Enclosure, Kilpoole, Co. Wicklow
Co. Wicklow |
Enclosures
Beneath the lawns and driveways of a Wicklow housing estate, the ghost of an ancient enclosure persists, invisible to anyone walking past but legible, at least once, from the air.
The site at Kilpoole was identified not through excavation or standing remains, but through a cropmark, the faint differential in vegetation colour and growth that appears in aerial photographs when buried ditches or banks alter how soil retains moisture. In this case, the cropmark revealed an oval enclosure roughly 32 metres east to west and 25 metres north to south, defined by a fosse, that is, a ditch cut into the ground, which would originally have enclosed some interior space of uncertain purpose.
The photograph that captured this outline was taken as part of the Cambridge University Collection of Aerial Photography, a programme that produced an extensive archive of oblique and vertical aerial images across Ireland and Britain from the mid-twentieth century onward. The image, catalogued as BDJ 84, caught the enclosure when conditions were right, likely during a dry summer when parched grass above the filled ditch turned a slightly different shade to the surrounding field. Oval enclosures of this general type and scale are known from across Ireland and are often associated with early medieval settlement or activity, though without excavation it is impossible to say more about Kilpoole's date or function. The site sat on level ground, which is itself a mild distinction; many comparable enclosures occupy elevated or defensible positions.

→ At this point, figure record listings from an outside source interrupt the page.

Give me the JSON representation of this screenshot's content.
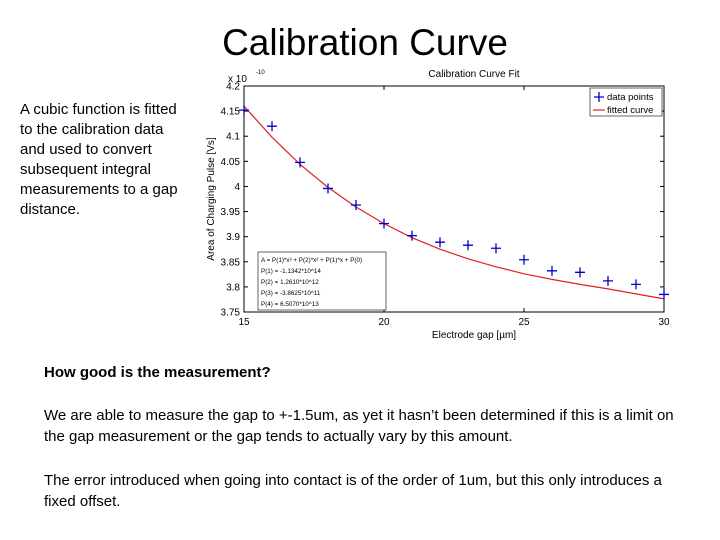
{
  "slide": {
    "title": "Calibration Curve",
    "side_text": "A cubic function is fitted to the calibration data and used to convert subsequent integral measurements to a gap distance.",
    "question": "How good is the measurement?",
    "paragraph1": "We are able to measure the gap to +-1.5um, as yet it hasn’t been determined if this is a limit on the gap measurement or the gap tends to actually vary by this amount.",
    "paragraph2": "The error introduced when going into contact is of the order of 1um, but this only introduces a fixed offset."
  },
  "chart_data": {
    "type": "scatter",
    "title": "Calibration Curve Fit",
    "xlabel": "Electrode gap [µm]",
    "ylabel": "Area of Charging Pulse [Vs]",
    "xlim": [
      15,
      30
    ],
    "ylim": [
      3.75,
      4.2
    ],
    "exponent_label": "x 10",
    "exponent_value": "-10",
    "xticks": [
      15,
      20,
      25,
      30
    ],
    "yticks": [
      3.75,
      3.8,
      3.85,
      3.9,
      3.95,
      4.0,
      4.05,
      4.1,
      4.15,
      4.2
    ],
    "ytick_labels": [
      "3.75",
      "3.8",
      "3.85",
      "3.9",
      "3.95",
      "4",
      "4.05",
      "4.1",
      "4.15",
      "4.2"
    ],
    "series": [
      {
        "name": "data points",
        "marker": "+",
        "color": "#0000cc",
        "x": [
          15,
          16,
          17,
          18,
          19,
          20,
          21,
          22,
          23,
          24,
          25,
          26,
          27,
          28,
          29,
          30
        ],
        "y": [
          4.152,
          4.12,
          4.048,
          3.996,
          3.963,
          3.926,
          3.902,
          3.889,
          3.883,
          3.877,
          3.854,
          3.832,
          3.829,
          3.812,
          3.805,
          3.785
        ]
      },
      {
        "name": "fitted curve",
        "color": "#e02020",
        "x": [
          15,
          16,
          17,
          18,
          19,
          20,
          21,
          22,
          23,
          24,
          25,
          26,
          27,
          28,
          29,
          30
        ],
        "y": [
          4.16,
          4.098,
          4.044,
          3.998,
          3.959,
          3.926,
          3.898,
          3.875,
          3.856,
          3.84,
          3.826,
          3.815,
          3.805,
          3.796,
          3.786,
          3.776
        ]
      }
    ],
    "fit_box": {
      "lines": [
        "A = P(1)*x³ + P(2)*x² + P(1)*x + P(0)",
        "P(1) = -1.1342*10^14",
        "P(2) = 1.2610*10^12",
        "P(3) = -3.8625*10^11",
        "P(4) = 6.5070*10^13"
      ]
    },
    "legend_position": "top-right"
  }
}
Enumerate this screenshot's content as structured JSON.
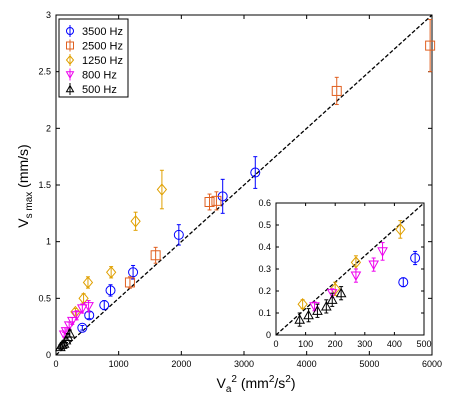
{
  "chart_data": [
    {
      "type": "scatter",
      "xlabel": "V_a^2 (mm^2/s^2)",
      "ylabel": "V_s max (mm/s)",
      "xlim": [
        0,
        6000
      ],
      "ylim": [
        0,
        3
      ],
      "xticks": [
        "0",
        "1000",
        "2000",
        "3000",
        "4000",
        "5000",
        "6000"
      ],
      "yticks": [
        "0",
        "0.5",
        "1",
        "1.5",
        "2",
        "2.5",
        "3"
      ],
      "legend_position": "top-left",
      "grid": false,
      "reference_line": {
        "style": "dashed",
        "points": [
          [
            0,
            0
          ],
          [
            6000,
            3
          ]
        ]
      },
      "series": [
        {
          "name": "3500 Hz",
          "color": "#0000ff",
          "marker": "circle",
          "points": [
            [
              420,
              0.24,
              0.02
            ],
            [
              530,
              0.35,
              0.03
            ],
            [
              770,
              0.44,
              0.04
            ],
            [
              870,
              0.57,
              0.05
            ],
            [
              1230,
              0.73,
              0.06
            ],
            [
              1960,
              1.06,
              0.09
            ],
            [
              2660,
              1.4,
              0.15
            ],
            [
              3180,
              1.61,
              0.14
            ]
          ]
        },
        {
          "name": "2500 Hz",
          "color": "#e06020",
          "marker": "square",
          "points": [
            [
              1180,
              0.64,
              0.05
            ],
            [
              1590,
              0.88,
              0.07
            ],
            [
              2450,
              1.35,
              0.07
            ],
            [
              2560,
              1.36,
              0.08
            ],
            [
              4480,
              2.33,
              0.12
            ],
            [
              5970,
              2.73,
              0.23
            ]
          ]
        },
        {
          "name": "1250 Hz",
          "color": "#e0a000",
          "marker": "diamond",
          "points": [
            [
              310,
              0.38,
              0.03
            ],
            [
              440,
              0.5,
              0.04
            ],
            [
              510,
              0.64,
              0.05
            ],
            [
              880,
              0.73,
              0.05
            ],
            [
              1270,
              1.18,
              0.08
            ],
            [
              1690,
              1.46,
              0.17
            ]
          ]
        },
        {
          "name": "800 Hz",
          "color": "#ee00ee",
          "marker": "triangle-down",
          "points": [
            [
              130,
              0.18,
              0.02
            ],
            [
              160,
              0.21,
              0.02
            ],
            [
              210,
              0.26,
              0.03
            ],
            [
              260,
              0.3,
              0.03
            ],
            [
              330,
              0.35,
              0.04
            ],
            [
              420,
              0.41,
              0.04
            ],
            [
              520,
              0.43,
              0.05
            ]
          ]
        },
        {
          "name": "500 Hz",
          "color": "#000000",
          "marker": "triangle-up",
          "points": [
            [
              70,
              0.07,
              0.02
            ],
            [
              100,
              0.09,
              0.02
            ],
            [
              130,
              0.1,
              0.02
            ],
            [
              160,
              0.13,
              0.02
            ],
            [
              190,
              0.16,
              0.03
            ],
            [
              220,
              0.19,
              0.03
            ]
          ]
        }
      ]
    },
    {
      "type": "scatter",
      "xlim": [
        0,
        500
      ],
      "ylim": [
        0,
        0.6
      ],
      "xticks": [
        "0",
        "100",
        "200",
        "300",
        "400",
        "500"
      ],
      "yticks": [
        "0",
        "0.1",
        "0.2",
        "0.3",
        "0.4",
        "0.5",
        "0.6"
      ],
      "grid": false,
      "reference_line": {
        "style": "dashed",
        "points": [
          [
            0,
            0
          ],
          [
            500,
            0.6
          ]
        ]
      },
      "series": [
        {
          "color": "#0000ff",
          "marker": "circle",
          "points": [
            [
              430,
              0.24,
              0.02
            ],
            [
              470,
              0.35,
              0.03
            ]
          ]
        },
        {
          "color": "#e0a000",
          "marker": "diamond",
          "points": [
            [
              90,
              0.14,
              0.02
            ],
            [
              200,
              0.21,
              0.03
            ],
            [
              270,
              0.33,
              0.03
            ],
            [
              420,
              0.48,
              0.04
            ]
          ]
        },
        {
          "color": "#ee00ee",
          "marker": "triangle-down",
          "points": [
            [
              130,
              0.13,
              0.02
            ],
            [
              190,
              0.19,
              0.02
            ],
            [
              270,
              0.27,
              0.03
            ],
            [
              330,
              0.32,
              0.03
            ],
            [
              360,
              0.38,
              0.04
            ]
          ]
        },
        {
          "color": "#000000",
          "marker": "triangle-up",
          "points": [
            [
              80,
              0.07,
              0.03
            ],
            [
              110,
              0.09,
              0.03
            ],
            [
              140,
              0.11,
              0.03
            ],
            [
              170,
              0.13,
              0.03
            ],
            [
              190,
              0.16,
              0.03
            ],
            [
              220,
              0.19,
              0.03
            ]
          ]
        }
      ]
    }
  ]
}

The enclosure no longer exists as a recoverable feature in any practical sense. The housing development that now covers the area has disturbed or buried whatever remained of the fosse, and there is nothing on the ground to indicate that anything lies beneath. The site survives only in the aerial record and in the documentary description that followed from it, a common fate for low-lying, undefended enclosures that left no upstanding trace above the soil.